Hartwell, Collins advance to general election for Hazel Park judgeship

Corbett comes up short for Oakland County treasurer

By: Andy Kozlowski | Madison - Park News | Published August 7, 2020


MADISON HEIGHTS/HAZEL PARK — In the primary election Aug. 4, two faces familiar to Madison Heights voters competed in different contests — one prevailing, the other coming up short.

Brian Hartwell, until recently the mayor of Madison Heights and now serving a partial term as the judge of Hazel Park’s 43rd District Court, rose to the top of a crowded field, making him one of two candidates that will now square off for the six-year judgeship in the general election this November. He will be running against Kelly Collins, who was the second-place vote-getter.

Meanwhile, in the Democratic primary for Oakland County treasurer, Madison Heights City Councilman Robert Corbett failed to eclipse Robert Wittenberg, the state representative for the 27th House district.
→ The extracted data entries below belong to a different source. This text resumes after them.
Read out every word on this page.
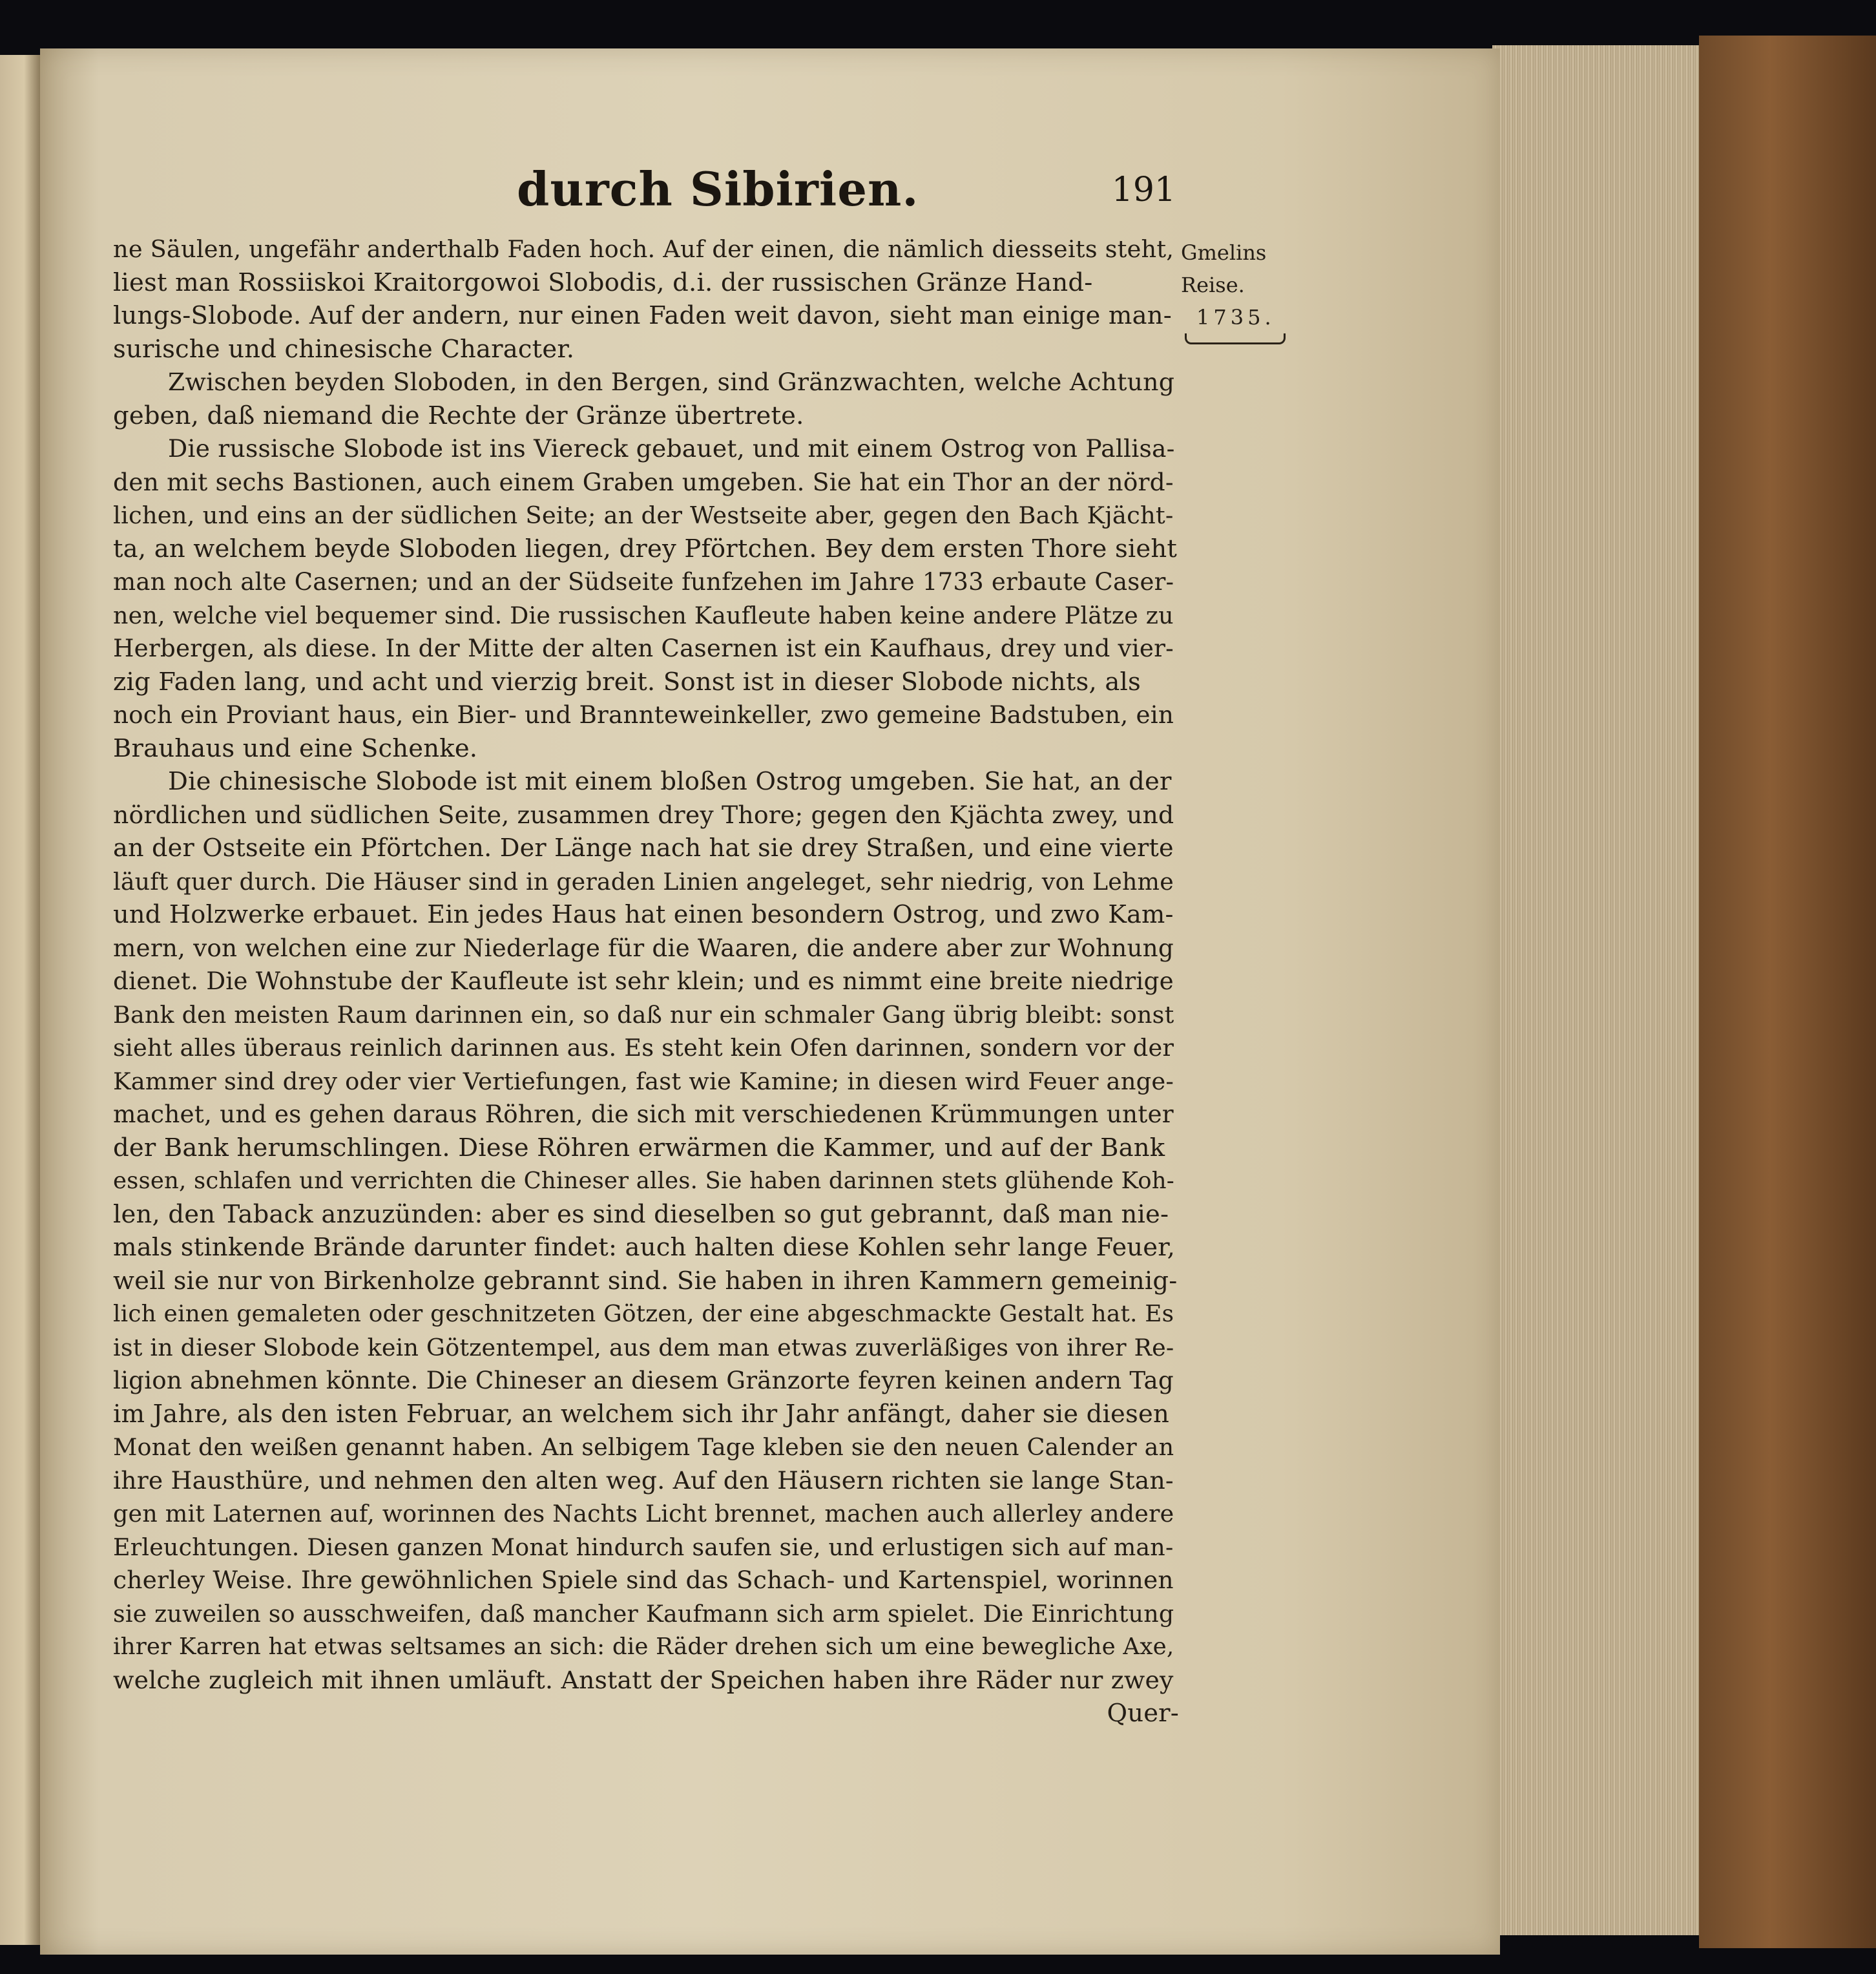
durch Sibirien.	191
Gmelins
Reise.
1735.
ne Säulen, ungefähr anderthalb Faden hoch. Auf der einen, die nämlich diesseits steht,
liest man Rossiiskoi Kraitorgowoi Slobodis, d.i. der russischen Gränze Hand-
lungs-Slobode. Auf der andern, nur einen Faden weit davon, sieht man einige man-
surische und chinesische Character.
Zwischen beyden Sloboden, in den Bergen, sind Gränzwachten, welche Achtung
geben, daß niemand die Rechte der Gränze übertrete.
Die russische Slobode ist ins Viereck gebauet, und mit einem Ostrog von Pallisa-
den mit sechs Bastionen, auch einem Graben umgeben. Sie hat ein Thor an der nörd-
lichen, und eins an der südlichen Seite; an der Westseite aber, gegen den Bach Kjächt-
ta, an welchem beyde Sloboden liegen, drey Pförtchen. Bey dem ersten Thore sieht
man noch alte Casernen; und an der Südseite funfzehen im Jahre 1733 erbaute Caser-
nen, welche viel bequemer sind. Die russischen Kaufleute haben keine andere Plätze zu
Herbergen, als diese. In der Mitte der alten Casernen ist ein Kaufhaus, drey und vier-
zig Faden lang, und acht und vierzig breit. Sonst ist in dieser Slobode nichts, als
noch ein Proviant haus, ein Bier- und Brannteweinkeller, zwo gemeine Badstuben, ein
Brauhaus und eine Schenke.
Die chinesische Slobode ist mit einem bloßen Ostrog umgeben. Sie hat, an der
nördlichen und südlichen Seite, zusammen drey Thore; gegen den Kjächta zwey, und
an der Ostseite ein Pförtchen. Der Länge nach hat sie drey Straßen, und eine vierte
läuft quer durch. Die Häuser sind in geraden Linien angeleget, sehr niedrig, von Lehme
und Holzwerke erbauet. Ein jedes Haus hat einen besondern Ostrog, und zwo Kam-
mern, von welchen eine zur Niederlage für die Waaren, die andere aber zur Wohnung
dienet. Die Wohnstube der Kaufleute ist sehr klein; und es nimmt eine breite niedrige
Bank den meisten Raum darinnen ein, so daß nur ein schmaler Gang übrig bleibt: sonst
sieht alles überaus reinlich darinnen aus. Es steht kein Ofen darinnen, sondern vor der
Kammer sind drey oder vier Vertiefungen, fast wie Kamine; in diesen wird Feuer ange-
machet, und es gehen daraus Röhren, die sich mit verschiedenen Krümmungen unter
der Bank herumschlingen. Diese Röhren erwärmen die Kammer, und auf der Bank
essen, schlafen und verrichten die Chineser alles. Sie haben darinnen stets glühende Koh-
len, den Taback anzuzünden: aber es sind dieselben so gut gebrannt, daß man nie-
mals stinkende Brände darunter findet: auch halten diese Kohlen sehr lange Feuer,
weil sie nur von Birkenholze gebrannt sind. Sie haben in ihren Kammern gemeinig-
lich einen gemaleten oder geschnitzeten Götzen, der eine abgeschmackte Gestalt hat. Es
ist in dieser Slobode kein Götzentempel, aus dem man etwas zuverläßiges von ihrer Re-
ligion abnehmen könnte. Die Chineser an diesem Gränzorte feyren keinen andern Tag
im Jahre, als den isten Februar, an welchem sich ihr Jahr anfängt, daher sie diesen
Monat den weißen genannt haben. An selbigem Tage kleben sie den neuen Calender an
ihre Hausthüre, und nehmen den alten weg. Auf den Häusern richten sie lange Stan-
gen mit Laternen auf, worinnen des Nachts Licht brennet, machen auch allerley andere
Erleuchtungen. Diesen ganzen Monat hindurch saufen sie, und erlustigen sich auf man-
cherley Weise. Ihre gewöhnlichen Spiele sind das Schach- und Kartenspiel, worinnen
sie zuweilen so ausschweifen, daß mancher Kaufmann sich arm spielet. Die Einrichtung
ihrer Karren hat etwas seltsames an sich: die Räder drehen sich um eine bewegliche Axe,
welche zugleich mit ihnen umläuft. Anstatt der Speichen haben ihre Räder nur zwey
Quer-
At press time, with all 26 precincts reporting for the judgeship primary, Hartwell won by a landslide at 5,108 votes. Collins had the next highest count at 2,870 votes, followed by Dennis Whittie at 1,730, Rudy Serra at 1,181, Michael Mitchell at 820, and Jim Osak at 258. Candidates for judge are nonpartisan. The Hazel Park 43rd District Court serves the cities of Madison Heights, Hazel Park and Ferndale.

Also at press time, most of the precincts had reported for the treasurer primaries. Here, Corbett pulled more than 51,000 votes, behind Wittenberg’s haul of more than 115,000 votes. Wittenberg will now proceed to the general election, competing against the candidate for the Republican party, which at press time was projected to be Joe Kent.

Hartwell was appointed by Gov. Gretchen Whitmer earlier this year to fill the vacancy left by the previous judge, Charles Goedert, when he resigned — a partial term that was to expire after the new year. If Hartwell wins again in November, his tenure as judge of the 43rd District Court will extend at least another six years. Hartwell, a licensed attorney, had to resign as the mayor of Madison Heights in order to accept the judgeship position.

Corbett, meanwhile, did not have to resign from the Madison Heights City Council in order to run as a candidate in the primary for Oakland County treasurer.

The day after the elections, Hartwell took a moment to share his thoughts on his victory.

“I feel great. Public service has always been a passion of mine, and campaigning is probably the most important part of my job, since that’s the opportunity to speak directly to the community and ask, ‘How can I help you?’ That’s been the simple formula of how I won five elections in Madison Heights. It was, ‘How can the mayor’s office help you?’ Now it’s, ‘How can the court help you?’” Hartwell said.

“And I’d be remiss if I didn’t mention the runners-up — they’re my friends, they’re all remarkable attorneys and even better people. I reached out to them last night and congratulated them on their campaigns and ideas, and as a matter of fact I will be working with them on a project in the court in the future. We’re all trial attorneys — we’re taught to zealously compete against each other, but when the matter’s closed, we still respect each other — and I’m calling on them to give more to the court and the community, and they’ve answered that call.

“It’s important that the judge reflects the values of the community,” Hartwell said. “These are hardworking communities — Madison Heights, Hazel Park, Ferndale. A lot of people represent themselves. Think if you have a traffic ticket and you want to fight the traffic ticket. You might have to take a half-day off work and fight a prosecutor — you don’t want to fight a judge. You want a judge who understands the stress in your life.

“And most people who come before the court, it’s an isolated incident, so it’s the judge’s role to be patient and help shepherd these people through the system in a respectful manner,” he said. “That’s been my primary charge: to treat people with respect. I empower my staff to do the same. Even if you’re facing a punishment or fine, you still deserve basic respect and human dignity. But it’s also a perception issue — you want a judge who’s not perceived to be one-sided; you want a judge from the community that you will perceive to be fair. So of course I follow the letter of the law, but the law gives the judge a lot of discretion to recognize people make mistakes, and we’re here to help.”

As for Corbett, he said that he’s thankful for the opportunity to have run.  

“The result of the election was pretty much as expected, although we were hoping for better. My opponent had an eight-month head start and a $100,000 fundraising advantage on me, so I guess the result is not terribly surprising. But Rep. Wittenberg is a great Democrat and a quality public official. He deserved the win and will make a great treasurer for Oakland County,” Corbett said.

“Having said that, I’m very happy I made the race. County government has always attracted me for its potential to help enhance people’s lives and foster business development. It was a great experience, and I got to meet people from around the county and learn a great deal about how county government functions. It was a terrific experience, a lot of fun, and I’m very grateful for the opportunity I had to pursue this office.

“While I can’t rule out a future run for county office for now, my concentration needs to remain on my family, my work and my community service,” Corbett said. “There’s a great deal that needs to be done in our community over the next couple of years to recover from the pandemic and the effects on our business community.”